TL;DR — When no domain skill covers the user's intent, a thin-harness skill hands the agent a raw script executor plus a recipe book. The agent reads the recipe, writes the native DCC call, and submits it — no wrapper needed. See ADR 003 for the architectural rationale.


When to Write a Wrapper vs. a Thin Harness

SignalUse this
Operation is 2–5 native API calls, well-documented in training dataThin harness — ship execute_python + recipes
Operation requires multi-step pipeline logic (render farm, shot export)Domain skill — explicit schema + error handling
Operation needs security validation before executionDomain skillToolValidator + SandboxPolicy
You're wrapping maya.cmds, bpy.ops, or hou.* one-to-oneThin harness — agent already knows these APIs
You need next-tools chaining across multiple DCC state changesDomain skill — declare the chain explicitly

Rule of thumb: If the LLM training corpus contains 10,000+ examples of the native call, write a thin harness. If the operation is proprietary pipeline logic, write a domain skill.


Skill Layer Values

yaml
# SKILL.md metadata
metadata:
  dcc-mcp:
    layer: thin-harness   # ← new value alongside infrastructure / domain / example

Routing: agents load thin-harness skills as the fall-through after searching domain skills. If search_skills(query) returns no domain match, the agent loads the DCC's thin-harness skill and checks references/RECIPES.md.

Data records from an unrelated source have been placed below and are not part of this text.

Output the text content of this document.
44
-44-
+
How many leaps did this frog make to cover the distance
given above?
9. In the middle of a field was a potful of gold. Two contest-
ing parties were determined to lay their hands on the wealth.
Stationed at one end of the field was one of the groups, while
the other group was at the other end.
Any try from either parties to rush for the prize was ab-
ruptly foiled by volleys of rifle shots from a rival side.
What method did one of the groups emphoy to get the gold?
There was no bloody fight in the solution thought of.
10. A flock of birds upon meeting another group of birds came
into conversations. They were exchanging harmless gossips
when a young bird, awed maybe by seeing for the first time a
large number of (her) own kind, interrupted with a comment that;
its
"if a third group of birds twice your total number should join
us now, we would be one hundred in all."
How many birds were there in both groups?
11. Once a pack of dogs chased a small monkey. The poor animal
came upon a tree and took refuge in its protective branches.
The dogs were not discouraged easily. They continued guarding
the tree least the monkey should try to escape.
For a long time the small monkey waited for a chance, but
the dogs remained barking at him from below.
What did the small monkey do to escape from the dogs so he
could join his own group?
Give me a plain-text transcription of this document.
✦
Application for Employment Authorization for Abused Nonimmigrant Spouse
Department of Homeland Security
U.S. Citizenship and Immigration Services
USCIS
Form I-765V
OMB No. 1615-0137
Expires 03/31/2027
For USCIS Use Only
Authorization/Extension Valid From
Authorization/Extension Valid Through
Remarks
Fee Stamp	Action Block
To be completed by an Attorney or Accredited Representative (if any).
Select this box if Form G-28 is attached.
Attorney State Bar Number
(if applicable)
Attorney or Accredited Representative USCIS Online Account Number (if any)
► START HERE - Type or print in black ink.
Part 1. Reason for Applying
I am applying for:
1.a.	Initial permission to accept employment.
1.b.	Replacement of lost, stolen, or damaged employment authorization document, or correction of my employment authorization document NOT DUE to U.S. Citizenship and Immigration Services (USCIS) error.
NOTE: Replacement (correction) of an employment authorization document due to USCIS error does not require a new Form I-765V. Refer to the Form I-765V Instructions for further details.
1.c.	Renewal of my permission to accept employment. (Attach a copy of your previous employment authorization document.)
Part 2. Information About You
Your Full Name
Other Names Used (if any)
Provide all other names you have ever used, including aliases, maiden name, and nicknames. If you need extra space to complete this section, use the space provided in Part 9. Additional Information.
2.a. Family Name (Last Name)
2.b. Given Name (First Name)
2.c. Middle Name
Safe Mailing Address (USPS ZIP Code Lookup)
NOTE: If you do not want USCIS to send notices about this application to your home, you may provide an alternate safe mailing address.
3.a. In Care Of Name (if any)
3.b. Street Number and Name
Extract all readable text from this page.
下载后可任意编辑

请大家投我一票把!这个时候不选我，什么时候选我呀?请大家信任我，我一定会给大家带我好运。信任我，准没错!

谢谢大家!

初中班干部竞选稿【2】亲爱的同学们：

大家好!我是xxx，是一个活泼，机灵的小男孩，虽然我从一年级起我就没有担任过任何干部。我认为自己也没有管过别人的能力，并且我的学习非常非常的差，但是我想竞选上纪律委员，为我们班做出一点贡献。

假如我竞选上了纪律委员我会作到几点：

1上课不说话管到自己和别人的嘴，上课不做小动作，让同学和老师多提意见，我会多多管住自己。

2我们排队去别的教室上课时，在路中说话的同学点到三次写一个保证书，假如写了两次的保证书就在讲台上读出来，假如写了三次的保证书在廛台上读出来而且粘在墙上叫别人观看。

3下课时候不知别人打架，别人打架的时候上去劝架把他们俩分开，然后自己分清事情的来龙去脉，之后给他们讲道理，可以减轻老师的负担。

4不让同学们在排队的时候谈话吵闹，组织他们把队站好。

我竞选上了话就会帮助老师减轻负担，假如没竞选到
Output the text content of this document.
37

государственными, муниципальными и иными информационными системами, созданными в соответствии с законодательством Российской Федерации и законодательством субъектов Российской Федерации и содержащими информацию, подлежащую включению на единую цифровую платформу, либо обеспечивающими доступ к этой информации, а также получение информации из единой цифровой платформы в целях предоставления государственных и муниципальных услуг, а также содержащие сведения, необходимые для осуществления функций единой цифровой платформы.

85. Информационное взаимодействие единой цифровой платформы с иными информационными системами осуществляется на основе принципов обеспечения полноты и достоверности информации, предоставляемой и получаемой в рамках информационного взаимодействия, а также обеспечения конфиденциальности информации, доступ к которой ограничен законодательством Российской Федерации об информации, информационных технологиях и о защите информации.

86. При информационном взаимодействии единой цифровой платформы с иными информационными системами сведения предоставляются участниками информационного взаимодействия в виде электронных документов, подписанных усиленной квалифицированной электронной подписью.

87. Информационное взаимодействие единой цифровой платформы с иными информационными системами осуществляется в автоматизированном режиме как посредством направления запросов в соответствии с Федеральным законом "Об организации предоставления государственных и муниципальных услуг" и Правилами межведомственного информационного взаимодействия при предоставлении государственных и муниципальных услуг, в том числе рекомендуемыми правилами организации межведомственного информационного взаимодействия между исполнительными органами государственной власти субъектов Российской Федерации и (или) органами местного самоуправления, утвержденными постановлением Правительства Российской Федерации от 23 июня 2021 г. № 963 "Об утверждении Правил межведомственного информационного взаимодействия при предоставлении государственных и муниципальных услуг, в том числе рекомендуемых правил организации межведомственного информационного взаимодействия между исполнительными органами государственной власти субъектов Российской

Thin-Harness Skill Structure

my-dcc-scripting/
├── SKILL.md                      # short, layer: thin-harness
├── tools.yaml                    # execute_python + optional group
├── scripts/
│   └── execute.py                # raw script runner
└── references/
    ├── RECIPES.md                # ~20 copy-pasteable snippets
    └── INTROSPECTION.md          # how to query the live DCC namespace

SKILL.md

yaml
---
name: maya-scripting
description: >-
  Thin-harness skill — raw Maya Python script execution with recipes.
  Use when no domain skill covers the operation and the agent knows the
  maya.cmds / OpenMaya API. Not for pipeline-level intent — use
  maya-pipeline domain skills for shot export, render farm, etc.
license: MIT
metadata:
  dcc-mcp:
    dcc: maya
    layer: thin-harness
    tools: tools.yaml
    recipes: references/RECIPES.md
    introspection: references/INTROSPECTION.md
---

Execute arbitrary Python inside the live Maya session.

## When to use this skill

- The user wants to call a specific `maya.cmds.*` function directly.
- No domain skill covers the operation.
- The user wants to inspect or iterate on raw DCC API calls.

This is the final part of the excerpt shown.